Peu de jours après mon installation dans le gouvernement de Bourbon, écrivait le gouverneur au ministre, j’ai reçu cinq officiers hovas qui sont venus de la part de la reine Ranavalo me remettre les trois lettres ci-jointes. Ces officiers, du rang de colonels dans l’armée d’Emirne, sont arrivés le 16 novembre dernier sur le brick anglais Caledonia. J’ai cru utile à l’intérêt de notre commerce à Madagascar de recevoir ces étrangers avec quelque distinction… Ces cinq officiers hovas, portant le brillant uniforme d’officiers supérieurs anglais, furent reçus sur le quai au moment de leur débarquement par un détachement d’infanterie commandé par un sous-lieutenant et par le capitaine de port, qui les escortèrent à mon hôtel, où je leur donnai immédiatement audience… L’administration avait fait préparer dans un des hôtels les mieux tenus de la ville des appartenions élégamment décorés pour les recevoir.

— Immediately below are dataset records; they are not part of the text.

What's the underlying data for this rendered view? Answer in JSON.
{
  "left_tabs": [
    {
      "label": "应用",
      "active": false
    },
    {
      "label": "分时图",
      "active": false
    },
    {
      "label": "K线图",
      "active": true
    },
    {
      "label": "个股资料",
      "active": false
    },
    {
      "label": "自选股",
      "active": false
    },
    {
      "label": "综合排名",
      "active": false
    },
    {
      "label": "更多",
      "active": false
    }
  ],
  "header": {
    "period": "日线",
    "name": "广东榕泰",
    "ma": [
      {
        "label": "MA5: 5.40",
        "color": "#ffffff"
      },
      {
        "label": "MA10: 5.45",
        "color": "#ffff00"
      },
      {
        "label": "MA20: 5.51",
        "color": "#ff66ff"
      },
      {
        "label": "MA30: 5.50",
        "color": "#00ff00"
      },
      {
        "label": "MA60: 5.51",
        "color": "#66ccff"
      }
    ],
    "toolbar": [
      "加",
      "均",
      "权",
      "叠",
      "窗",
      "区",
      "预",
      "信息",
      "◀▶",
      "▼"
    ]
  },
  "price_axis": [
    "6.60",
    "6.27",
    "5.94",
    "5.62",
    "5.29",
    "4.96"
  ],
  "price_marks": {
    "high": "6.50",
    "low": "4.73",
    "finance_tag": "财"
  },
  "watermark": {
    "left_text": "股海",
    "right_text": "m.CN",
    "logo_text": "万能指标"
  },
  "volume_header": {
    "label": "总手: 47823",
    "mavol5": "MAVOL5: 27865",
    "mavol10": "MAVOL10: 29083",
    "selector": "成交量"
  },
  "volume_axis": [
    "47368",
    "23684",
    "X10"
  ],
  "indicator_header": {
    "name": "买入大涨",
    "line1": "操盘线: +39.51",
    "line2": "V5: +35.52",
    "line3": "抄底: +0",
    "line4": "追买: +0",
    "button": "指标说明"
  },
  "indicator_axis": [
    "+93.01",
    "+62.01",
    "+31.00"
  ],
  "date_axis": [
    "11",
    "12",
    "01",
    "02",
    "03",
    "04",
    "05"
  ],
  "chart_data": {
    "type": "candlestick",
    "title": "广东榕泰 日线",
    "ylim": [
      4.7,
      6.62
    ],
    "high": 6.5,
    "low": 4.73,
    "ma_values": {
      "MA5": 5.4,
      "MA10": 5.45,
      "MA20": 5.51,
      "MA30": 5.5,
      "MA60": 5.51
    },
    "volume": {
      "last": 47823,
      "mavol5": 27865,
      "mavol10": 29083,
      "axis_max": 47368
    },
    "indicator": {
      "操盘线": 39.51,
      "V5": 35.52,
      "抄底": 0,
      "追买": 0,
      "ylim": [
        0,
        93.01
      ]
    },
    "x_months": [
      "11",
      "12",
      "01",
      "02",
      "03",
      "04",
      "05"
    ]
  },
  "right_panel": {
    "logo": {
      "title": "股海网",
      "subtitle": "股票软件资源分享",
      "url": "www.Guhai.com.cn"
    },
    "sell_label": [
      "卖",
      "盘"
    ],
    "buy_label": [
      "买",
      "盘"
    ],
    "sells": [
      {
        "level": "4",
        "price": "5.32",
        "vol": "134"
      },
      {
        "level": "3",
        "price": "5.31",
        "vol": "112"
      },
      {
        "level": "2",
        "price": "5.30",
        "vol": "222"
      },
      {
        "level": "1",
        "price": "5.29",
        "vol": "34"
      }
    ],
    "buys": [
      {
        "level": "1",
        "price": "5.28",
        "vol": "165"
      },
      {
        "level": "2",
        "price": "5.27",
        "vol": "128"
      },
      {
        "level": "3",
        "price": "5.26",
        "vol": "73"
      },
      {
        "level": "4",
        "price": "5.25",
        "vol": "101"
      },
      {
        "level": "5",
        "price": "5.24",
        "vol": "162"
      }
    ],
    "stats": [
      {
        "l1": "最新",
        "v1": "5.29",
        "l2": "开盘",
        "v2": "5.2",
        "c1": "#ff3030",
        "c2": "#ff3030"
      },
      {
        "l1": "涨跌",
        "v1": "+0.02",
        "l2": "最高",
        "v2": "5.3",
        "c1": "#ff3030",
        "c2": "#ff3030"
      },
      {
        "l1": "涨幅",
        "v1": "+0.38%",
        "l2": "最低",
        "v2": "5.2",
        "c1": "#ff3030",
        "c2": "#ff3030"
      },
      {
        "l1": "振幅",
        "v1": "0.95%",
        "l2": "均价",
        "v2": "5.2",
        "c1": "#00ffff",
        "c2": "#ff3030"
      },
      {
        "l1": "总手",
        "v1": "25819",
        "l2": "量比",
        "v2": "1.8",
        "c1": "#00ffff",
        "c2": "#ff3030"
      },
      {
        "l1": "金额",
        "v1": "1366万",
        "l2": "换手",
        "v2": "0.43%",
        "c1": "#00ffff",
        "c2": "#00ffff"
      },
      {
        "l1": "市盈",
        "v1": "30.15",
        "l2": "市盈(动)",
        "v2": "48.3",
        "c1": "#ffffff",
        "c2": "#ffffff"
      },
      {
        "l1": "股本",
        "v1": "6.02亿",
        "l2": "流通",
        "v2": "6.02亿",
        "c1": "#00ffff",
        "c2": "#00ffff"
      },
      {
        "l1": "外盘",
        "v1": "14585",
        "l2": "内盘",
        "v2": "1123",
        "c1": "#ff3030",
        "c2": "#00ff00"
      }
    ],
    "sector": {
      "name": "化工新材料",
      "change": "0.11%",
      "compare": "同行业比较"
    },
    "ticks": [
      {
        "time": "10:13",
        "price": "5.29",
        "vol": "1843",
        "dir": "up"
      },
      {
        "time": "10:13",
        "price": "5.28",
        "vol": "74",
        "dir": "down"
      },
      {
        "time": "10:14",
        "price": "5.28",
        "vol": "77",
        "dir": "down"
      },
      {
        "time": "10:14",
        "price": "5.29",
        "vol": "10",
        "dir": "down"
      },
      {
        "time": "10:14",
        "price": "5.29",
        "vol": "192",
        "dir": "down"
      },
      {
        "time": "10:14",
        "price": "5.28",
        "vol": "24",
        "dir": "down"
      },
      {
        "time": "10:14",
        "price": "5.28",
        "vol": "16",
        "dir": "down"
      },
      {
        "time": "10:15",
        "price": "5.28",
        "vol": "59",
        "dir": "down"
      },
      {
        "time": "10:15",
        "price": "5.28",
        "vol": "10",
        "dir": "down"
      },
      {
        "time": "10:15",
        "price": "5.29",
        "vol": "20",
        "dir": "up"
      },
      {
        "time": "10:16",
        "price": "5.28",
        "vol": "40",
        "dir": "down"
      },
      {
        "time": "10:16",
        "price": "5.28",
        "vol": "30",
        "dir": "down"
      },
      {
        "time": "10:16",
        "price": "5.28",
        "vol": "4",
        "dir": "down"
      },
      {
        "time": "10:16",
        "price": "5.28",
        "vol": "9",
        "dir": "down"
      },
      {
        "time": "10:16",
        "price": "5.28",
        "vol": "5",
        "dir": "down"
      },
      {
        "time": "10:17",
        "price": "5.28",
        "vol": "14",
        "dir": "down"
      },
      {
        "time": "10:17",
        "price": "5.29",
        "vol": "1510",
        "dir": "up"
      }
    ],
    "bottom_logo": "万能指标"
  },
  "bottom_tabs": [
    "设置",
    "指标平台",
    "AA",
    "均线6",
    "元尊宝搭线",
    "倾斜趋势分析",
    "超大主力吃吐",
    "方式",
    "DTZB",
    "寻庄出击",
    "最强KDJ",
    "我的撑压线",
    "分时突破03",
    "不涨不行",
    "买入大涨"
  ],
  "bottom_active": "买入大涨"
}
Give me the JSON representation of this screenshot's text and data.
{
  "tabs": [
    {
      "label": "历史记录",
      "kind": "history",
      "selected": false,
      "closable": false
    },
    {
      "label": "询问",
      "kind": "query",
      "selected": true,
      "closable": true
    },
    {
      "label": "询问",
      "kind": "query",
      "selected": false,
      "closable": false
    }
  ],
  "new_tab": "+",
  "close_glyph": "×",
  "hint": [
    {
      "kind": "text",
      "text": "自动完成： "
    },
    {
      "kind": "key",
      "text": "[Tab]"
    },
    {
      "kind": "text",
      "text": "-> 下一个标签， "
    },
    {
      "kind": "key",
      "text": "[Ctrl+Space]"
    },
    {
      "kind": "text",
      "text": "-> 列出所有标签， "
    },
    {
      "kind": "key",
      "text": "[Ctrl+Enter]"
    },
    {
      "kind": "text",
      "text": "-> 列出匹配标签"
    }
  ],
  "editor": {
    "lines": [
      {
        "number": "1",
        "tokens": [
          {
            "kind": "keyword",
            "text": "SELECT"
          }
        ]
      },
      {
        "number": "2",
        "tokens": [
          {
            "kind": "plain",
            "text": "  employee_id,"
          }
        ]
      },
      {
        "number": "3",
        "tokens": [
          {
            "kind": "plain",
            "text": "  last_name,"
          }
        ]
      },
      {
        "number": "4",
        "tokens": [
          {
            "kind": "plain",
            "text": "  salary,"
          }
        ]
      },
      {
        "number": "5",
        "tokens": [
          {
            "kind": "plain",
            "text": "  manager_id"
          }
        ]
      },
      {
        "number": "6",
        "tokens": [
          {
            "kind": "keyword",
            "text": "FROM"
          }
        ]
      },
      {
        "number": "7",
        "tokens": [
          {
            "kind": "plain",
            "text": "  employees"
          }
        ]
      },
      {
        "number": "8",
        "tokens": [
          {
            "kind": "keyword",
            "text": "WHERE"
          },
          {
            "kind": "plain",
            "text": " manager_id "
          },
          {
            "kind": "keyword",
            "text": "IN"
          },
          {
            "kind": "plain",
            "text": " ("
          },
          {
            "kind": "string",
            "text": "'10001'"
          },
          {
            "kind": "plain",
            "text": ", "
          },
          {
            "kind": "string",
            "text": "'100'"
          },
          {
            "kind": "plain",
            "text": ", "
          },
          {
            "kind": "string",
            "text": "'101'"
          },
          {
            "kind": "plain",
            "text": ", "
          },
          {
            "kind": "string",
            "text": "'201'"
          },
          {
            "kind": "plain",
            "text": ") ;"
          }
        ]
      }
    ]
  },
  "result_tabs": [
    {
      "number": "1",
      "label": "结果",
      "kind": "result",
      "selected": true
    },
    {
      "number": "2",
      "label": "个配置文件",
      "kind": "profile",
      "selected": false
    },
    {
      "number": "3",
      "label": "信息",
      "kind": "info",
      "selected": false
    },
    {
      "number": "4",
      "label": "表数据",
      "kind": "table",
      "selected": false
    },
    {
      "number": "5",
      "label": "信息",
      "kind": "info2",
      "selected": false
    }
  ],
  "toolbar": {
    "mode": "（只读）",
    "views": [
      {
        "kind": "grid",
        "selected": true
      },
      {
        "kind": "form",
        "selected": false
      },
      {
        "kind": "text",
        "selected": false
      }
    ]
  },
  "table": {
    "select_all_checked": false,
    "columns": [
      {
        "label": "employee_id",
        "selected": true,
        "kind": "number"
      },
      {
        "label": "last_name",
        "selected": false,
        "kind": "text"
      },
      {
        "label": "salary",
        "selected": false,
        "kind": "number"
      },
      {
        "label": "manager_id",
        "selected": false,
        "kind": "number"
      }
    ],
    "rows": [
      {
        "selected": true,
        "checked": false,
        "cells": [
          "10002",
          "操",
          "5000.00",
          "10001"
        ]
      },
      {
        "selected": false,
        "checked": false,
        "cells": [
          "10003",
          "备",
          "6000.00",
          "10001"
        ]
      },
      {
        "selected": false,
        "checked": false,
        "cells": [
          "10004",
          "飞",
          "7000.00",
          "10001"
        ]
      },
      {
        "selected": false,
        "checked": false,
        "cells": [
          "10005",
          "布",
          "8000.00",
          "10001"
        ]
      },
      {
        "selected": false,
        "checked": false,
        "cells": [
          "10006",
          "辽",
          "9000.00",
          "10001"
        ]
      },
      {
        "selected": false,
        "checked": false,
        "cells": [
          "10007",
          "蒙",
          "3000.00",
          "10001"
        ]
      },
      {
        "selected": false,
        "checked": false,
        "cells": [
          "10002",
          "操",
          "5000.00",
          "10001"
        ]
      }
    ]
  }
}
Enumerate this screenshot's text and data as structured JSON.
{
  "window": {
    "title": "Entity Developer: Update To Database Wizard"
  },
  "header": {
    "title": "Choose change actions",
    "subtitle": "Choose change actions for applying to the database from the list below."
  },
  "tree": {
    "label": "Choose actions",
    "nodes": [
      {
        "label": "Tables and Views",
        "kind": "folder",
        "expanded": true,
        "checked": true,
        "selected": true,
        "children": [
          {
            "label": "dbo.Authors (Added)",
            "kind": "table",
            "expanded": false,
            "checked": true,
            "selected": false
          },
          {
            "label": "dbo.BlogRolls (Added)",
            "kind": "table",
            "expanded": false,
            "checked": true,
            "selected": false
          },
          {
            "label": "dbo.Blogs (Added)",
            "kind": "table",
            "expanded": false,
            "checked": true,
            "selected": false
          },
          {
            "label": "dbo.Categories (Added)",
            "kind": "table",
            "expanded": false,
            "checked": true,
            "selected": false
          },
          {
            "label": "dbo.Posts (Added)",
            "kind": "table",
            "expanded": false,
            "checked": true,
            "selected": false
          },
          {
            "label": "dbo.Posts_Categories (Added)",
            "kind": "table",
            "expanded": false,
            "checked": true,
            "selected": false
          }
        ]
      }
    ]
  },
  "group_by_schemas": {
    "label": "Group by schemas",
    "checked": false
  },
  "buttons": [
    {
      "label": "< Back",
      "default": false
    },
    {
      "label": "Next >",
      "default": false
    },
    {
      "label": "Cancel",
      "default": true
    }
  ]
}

Ils y furent conduits à la sortie de mon audience et il fut pourvu d’une façon convenable à leur entretien… D’après les ordres que j’avais donnés, l’administration a cherché pendant leur court séjour ici à faire apprécier à ces étrangers tous les produits de nos manufactures… J’ai donné en présent au chef de cette mission un fusil à deux coups renfermé dans une boîte en acajou et deux aunes de drap écarlate très fin, et deux aunes du même drap à chacun des autres commissaires… Ces Hovas m’ont témoigné leur vive reconnaissance de la belle réception qui leur a été faite à Bourbon et qui a paru d’autant plus les toucher qu’ils n’avaient pas été traités avec la même distinction à Maurice[2].

On pourrait croire que des ambassadeurs, reçus avec autant de déférence, devaient au moins être porteurs de propositions de

  1. Ackermann, chirurgien-major dans l’expédition, Histoire des révolutions de Madagascar.
  2. Dépêche du 2 décembre 1832 (Archives coloniales).